Pues yo los tengo ahora
conmigo, floreciéndose,
poblándose de pájaros
pequeños y piantes.
Decid, los amadores...
Mas no digáis, callad.
Callad, que hoy tengo el sueño
ligero y compartido
y no me atrevo ni
a despertar, no vaya
a ser que sólo sea
un sueño tanta dicha.
Afuera queda el mundo,
las estrellas rodando,
y el viento azul y leve
con que Dios se corona.
Pero la primavera
la tengo aquí, conmigo.
Callad. No levantéis
rumor. que yo, por vez
primera, en esta noche
con una rosa duermo.
Donde el poeta compone, de otras muchas, una oración por la amada
y el hijo que esperan.
Dios te salve, ternura, que ahora me llevas a la
derecha de mi vida; adonde ella me crece,
ala mía derecha, ala de lo que tuve
o bien pude tener de ángel celeste o niño.
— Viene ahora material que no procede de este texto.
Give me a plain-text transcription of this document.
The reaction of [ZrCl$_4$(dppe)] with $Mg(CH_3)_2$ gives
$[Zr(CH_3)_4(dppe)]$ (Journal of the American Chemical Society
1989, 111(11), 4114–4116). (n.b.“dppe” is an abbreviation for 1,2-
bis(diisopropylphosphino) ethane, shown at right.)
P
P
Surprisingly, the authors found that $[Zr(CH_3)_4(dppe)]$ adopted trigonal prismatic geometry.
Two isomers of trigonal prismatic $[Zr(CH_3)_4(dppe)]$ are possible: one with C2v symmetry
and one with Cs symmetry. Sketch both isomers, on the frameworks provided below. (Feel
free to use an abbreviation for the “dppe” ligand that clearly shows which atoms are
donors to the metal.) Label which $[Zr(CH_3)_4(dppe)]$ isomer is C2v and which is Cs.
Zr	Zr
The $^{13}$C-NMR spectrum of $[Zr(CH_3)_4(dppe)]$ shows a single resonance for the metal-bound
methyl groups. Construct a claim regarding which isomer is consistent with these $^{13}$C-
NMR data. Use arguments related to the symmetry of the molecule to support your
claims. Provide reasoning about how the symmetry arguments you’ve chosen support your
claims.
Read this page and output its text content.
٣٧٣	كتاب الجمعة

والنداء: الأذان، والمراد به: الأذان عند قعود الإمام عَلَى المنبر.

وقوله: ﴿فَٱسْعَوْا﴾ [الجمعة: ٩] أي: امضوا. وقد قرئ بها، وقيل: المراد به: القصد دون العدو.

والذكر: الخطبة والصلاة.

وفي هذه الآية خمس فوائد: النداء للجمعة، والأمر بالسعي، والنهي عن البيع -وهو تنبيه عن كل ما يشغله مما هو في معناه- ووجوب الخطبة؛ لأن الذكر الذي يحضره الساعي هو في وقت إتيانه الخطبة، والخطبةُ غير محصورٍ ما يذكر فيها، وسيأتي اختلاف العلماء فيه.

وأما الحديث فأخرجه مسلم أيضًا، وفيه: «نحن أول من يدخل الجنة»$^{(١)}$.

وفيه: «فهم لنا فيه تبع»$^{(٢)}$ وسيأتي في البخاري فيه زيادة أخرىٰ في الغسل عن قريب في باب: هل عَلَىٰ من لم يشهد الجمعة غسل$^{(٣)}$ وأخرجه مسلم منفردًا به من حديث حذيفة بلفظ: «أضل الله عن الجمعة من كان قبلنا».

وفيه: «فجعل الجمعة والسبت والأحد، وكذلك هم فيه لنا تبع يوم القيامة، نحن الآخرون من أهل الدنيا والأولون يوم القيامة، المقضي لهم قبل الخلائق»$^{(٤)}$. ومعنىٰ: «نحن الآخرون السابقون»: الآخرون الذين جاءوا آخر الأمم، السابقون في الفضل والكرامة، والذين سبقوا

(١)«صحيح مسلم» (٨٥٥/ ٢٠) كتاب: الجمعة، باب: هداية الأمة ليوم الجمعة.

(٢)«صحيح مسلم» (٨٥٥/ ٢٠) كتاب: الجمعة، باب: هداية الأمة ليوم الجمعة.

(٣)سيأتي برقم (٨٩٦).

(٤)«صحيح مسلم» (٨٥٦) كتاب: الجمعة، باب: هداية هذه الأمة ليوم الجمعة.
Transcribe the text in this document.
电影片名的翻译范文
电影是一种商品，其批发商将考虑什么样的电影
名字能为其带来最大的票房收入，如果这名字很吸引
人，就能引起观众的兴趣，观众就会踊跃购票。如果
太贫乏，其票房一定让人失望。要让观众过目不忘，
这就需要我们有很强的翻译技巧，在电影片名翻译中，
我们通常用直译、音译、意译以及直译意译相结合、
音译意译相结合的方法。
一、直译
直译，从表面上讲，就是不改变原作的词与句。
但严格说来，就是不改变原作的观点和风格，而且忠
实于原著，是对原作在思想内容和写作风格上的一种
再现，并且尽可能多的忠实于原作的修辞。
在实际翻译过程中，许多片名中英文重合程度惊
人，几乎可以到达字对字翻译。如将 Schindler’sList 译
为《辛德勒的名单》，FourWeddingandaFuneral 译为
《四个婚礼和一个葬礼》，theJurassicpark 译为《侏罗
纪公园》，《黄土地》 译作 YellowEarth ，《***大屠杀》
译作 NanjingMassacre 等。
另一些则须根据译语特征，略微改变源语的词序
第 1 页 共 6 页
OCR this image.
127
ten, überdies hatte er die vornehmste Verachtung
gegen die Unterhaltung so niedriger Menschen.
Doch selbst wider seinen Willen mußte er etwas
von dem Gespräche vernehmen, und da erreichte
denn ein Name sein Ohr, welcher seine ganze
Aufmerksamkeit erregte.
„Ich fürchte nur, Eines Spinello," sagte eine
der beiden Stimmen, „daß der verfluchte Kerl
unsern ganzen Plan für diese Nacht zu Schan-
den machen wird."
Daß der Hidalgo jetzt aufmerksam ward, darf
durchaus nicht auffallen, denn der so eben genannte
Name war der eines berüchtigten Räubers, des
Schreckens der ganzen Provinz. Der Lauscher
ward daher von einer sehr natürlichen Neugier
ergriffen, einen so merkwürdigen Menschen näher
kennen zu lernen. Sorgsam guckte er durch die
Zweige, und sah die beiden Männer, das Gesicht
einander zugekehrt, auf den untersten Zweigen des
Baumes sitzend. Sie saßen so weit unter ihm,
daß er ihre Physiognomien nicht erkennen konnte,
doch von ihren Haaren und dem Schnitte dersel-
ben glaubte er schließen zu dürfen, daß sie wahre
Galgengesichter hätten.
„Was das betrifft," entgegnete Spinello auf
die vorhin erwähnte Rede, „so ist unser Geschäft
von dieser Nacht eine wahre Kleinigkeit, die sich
Dios te salve, muchacha que ya tengo por mía,
que en esto que me suena del lado izquierdo -¿ala
segunda, roja, fuerte, poderosa?- me anidas.
Dios te salve, Dios mismo, y Dios me salve el verso,
la oración que de escombros de oraciones levanto:
Padre nuestro que estás en los suelos del hombre.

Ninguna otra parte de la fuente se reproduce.